3.紅茶のブルゴーニュ酒〈祁門紅茶〉③

 それから二時間ほどして秀二さんは帰ってきた。駅の近くまで行っていたらしい。


「秀二さんも駅の方に行ってたなら、一緒に車で行ってもよかったですね」

「あなたが出かけてから、欲しかった本のことを思い出したんです」

「また本を買ったんですか」


 秀二さんは暇さえあれば本を読む。『互いの部屋には入らない』というルールがあるのでじっくり見たことはないけど、部屋の本棚はぎっしり埋まっているはずだ。


「買った分だけ売っています」


 秀二さんは羽織っていたジャケットを脱ぐと、証拠だと言わんばかりに何かペラ紙を差し出してきた。ひように手書きで本のタイトルと買い取り価格が書き込まれている。


「この古書店のご主人、本を売るとタイトルの控えをくれるんですよ」


 それから、ソファに座っている私の手元を覗き込む。


「スマホ、買えたんですか?」


 私は手のひらからはみ出るサイズの端末を見せた。


「ばっちりです」


 海に捨てて以来なので、約四ヶ月ぶりにスマートフォンを手にした。

 あまり遠出をすることもないし大都会でもない、オフラインの生活でもそれなりにやっていけるような気がしていたけど、やはり不便だという結論に至った。

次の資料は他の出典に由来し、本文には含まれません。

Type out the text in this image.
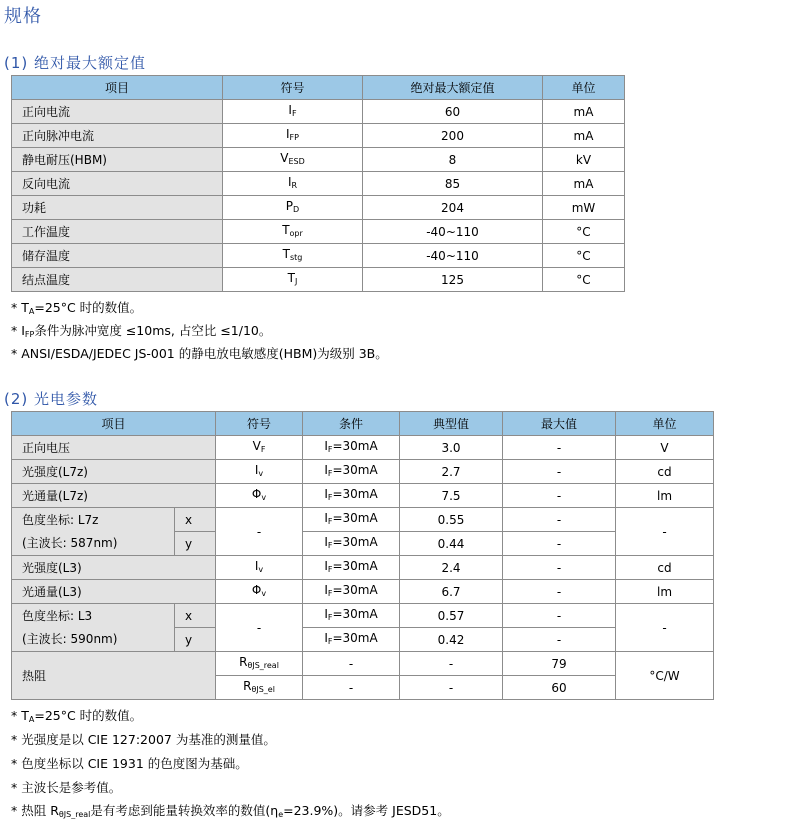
规格
(1) 绝对最大额定值
项目	符号	绝对最大额定值	单位
正向电流	$I_F$	60	mA
正向脉冲电流	$I_{FP}$	200	mA
静电耐压(HBM)	$V_{ESD}$	8	kV
反向电流	$I_R$	85	mA
功耗	$P_D$	204	mW
工作温度	$T_{opr}$	-40~110	°C
储存温度	$T_{stg}$	-40~110	°C
结点温度	$T_J$	125	°C
* $T_A=25^\circ C$ 时的数值。
* $I_{FP}$条件为脉冲宽度 ≤10ms, 占空比 ≤1/10。
* ANSI/ESDA/JEDEC JS-001 的静电放电敏感度(HBM)为级别 3B。
(2) 光电参数
项目		符号	条件	典型值	最大值	单位
正向电压		$V_F$	$I_F=30mA$	3.0	-	V
光强度(L7z)		$I_v$	$I_F=30mA$	2.7	-	cd
光通量(L7z)		$\Phi_v$	$I_F=30mA$	7.5	-	lm
色度坐标: L7z	x	-	$I_F=30mA$	0.55	-	-
(主波长: 587nm)	y		$I_F=30mA$	0.44	-	
光强度(L3)		$I_v$	$I_F=30mA$	2.4	-	cd
光通量(L3)		$\Phi_v$	$I_F=30mA$	6.7	-	lm
色度坐标: L3	x	-	$I_F=30mA$	0.57	-	-
(主波长: 590nm)	y		$I_F=30mA$	0.42	-	
热阻		$R_{\theta JS\_real}$	-	-	79	°C/W
		$R_{\theta JS\_el}$	-	-	60	
* $T_A=25^\circ C$ 时的数值。
* 光强度是以 CIE 127:2007 为基准的测量值。
* 色度坐标以 CIE 1931 的色度图为基础。
* 主波长是参考值。
* 热阻 $R_{\theta JS\_real}$是有考虑到能量转换效率的数值$(\eta_e=23.9\%)$。请参考 JESD51。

 機械音痴の秀二さんですら、ネット検索をしている時代なのだと思ったのもある。


「便利ですよねー。データ、クラウド上にほとんど残ってました」

「クラウド?」


 説明したものの、ガラケー利用者の秀二さんは理解できていなそうだ。

 さっきまで、クラウド上に残っていたアドレス帳のデータを読み込み、もう二度と使わないであろう連絡先を消す作業をしていた。

 かつては見るのすら嫌だった敦久さんの名前を見てもなんの感慨もわかず、タップ一つで情報は簡単に消えていく。普段は時の流れは速いと感じることの方が多いのに、四ヶ月前のことが──それ以前の生活が、今はとっても遠くて別世界での出来事だったかのように感じる。


「そうだ、イチジク買ってきましたよ。すごく安かったです」


 秀二さんが最近気に入っている直売所の名前を口にすると、「ありがとうございます」と返事をして秀二さんは自室へと去っていった。

 それを見送り、私はスマホにメールアプリをインストールする。もともとまめな性格ではないしSNSの類いもあまりやっていなかったので、メールなどさして届いていないだろう、などと思ったのもつかの間、大量のメールマガジンに埋もれ、美容学校時代からの友人、あおいから私の安否を心配するメールが山のように届いていて目を丸くした。

 メールをさかのぼっていく。

 私と連絡がつかず、足取りを調べた葵は私が敦久さんと別れてサロンを無断で辞めたことまで突き止めていた。そして葵はとうとう私の母に連絡し、私が館山で働いていることを知ったらしい。

『どこかで生きてるなら安心した。落ち着いたら連絡して』というメールが最後だった。二ヶ月前、九月の日付だ。

 ……どうしてお母さんが、私が館山にいることを知ってるんだろう。連絡なんてしてないのに。

 疑問は残れど、とにもかくにも葵にメールを送る。

 平日の午後五時過ぎ、ヘアサロンに勤めている葵はまだ勤務中だろうし、返信があったら電話しよう。

 それにしても、こんなに心配してくれる友人がいるなんて思ってなかった。嬉しいしありがたいし、それ以上に薄情な自分が情けなくて恥ずかしい。

 ドアが開く音がし、秀二さんが自室から出てきた。秀二さんはこちらにやって来るとダイニングテーブルに目をやり、その存在に今気づいたらしく訊いてくる。


「それ、どうしたんですか?」


 一紀さんが去り際に土産だと置いていった、箱に入った赤ワインのボトルだった。


「もらいもので……」


 一紀さんのことを話した方がいいのか迷った私の一方、秀二さんは誰からのもらいものか訊いてこず、話すタイミングを見失う。


「いいもの、もらいましたね」


 私はあまりお酒に強くないこともあり、銘柄には詳しくなかった。秀二さんは詳しいんだろうか……。

 と、いいことを思いつく。


「ワイン、お好きですか?」


「あれば飲みますけど」という秀二さんの答えについ頰が緩む。


「じゃあ、今晩、ここで飲むのはどうですか? おつまみ作りますよ」


 これまで秀二さんと飲んだことはなかった。大人のコミュニケーションの場と言えば酒の席、これなら少しは秀二さんも自分のことを話してくれるかも。


「まぁ、いいですけど」


 やった、と心の中でガッツポーズを決めた。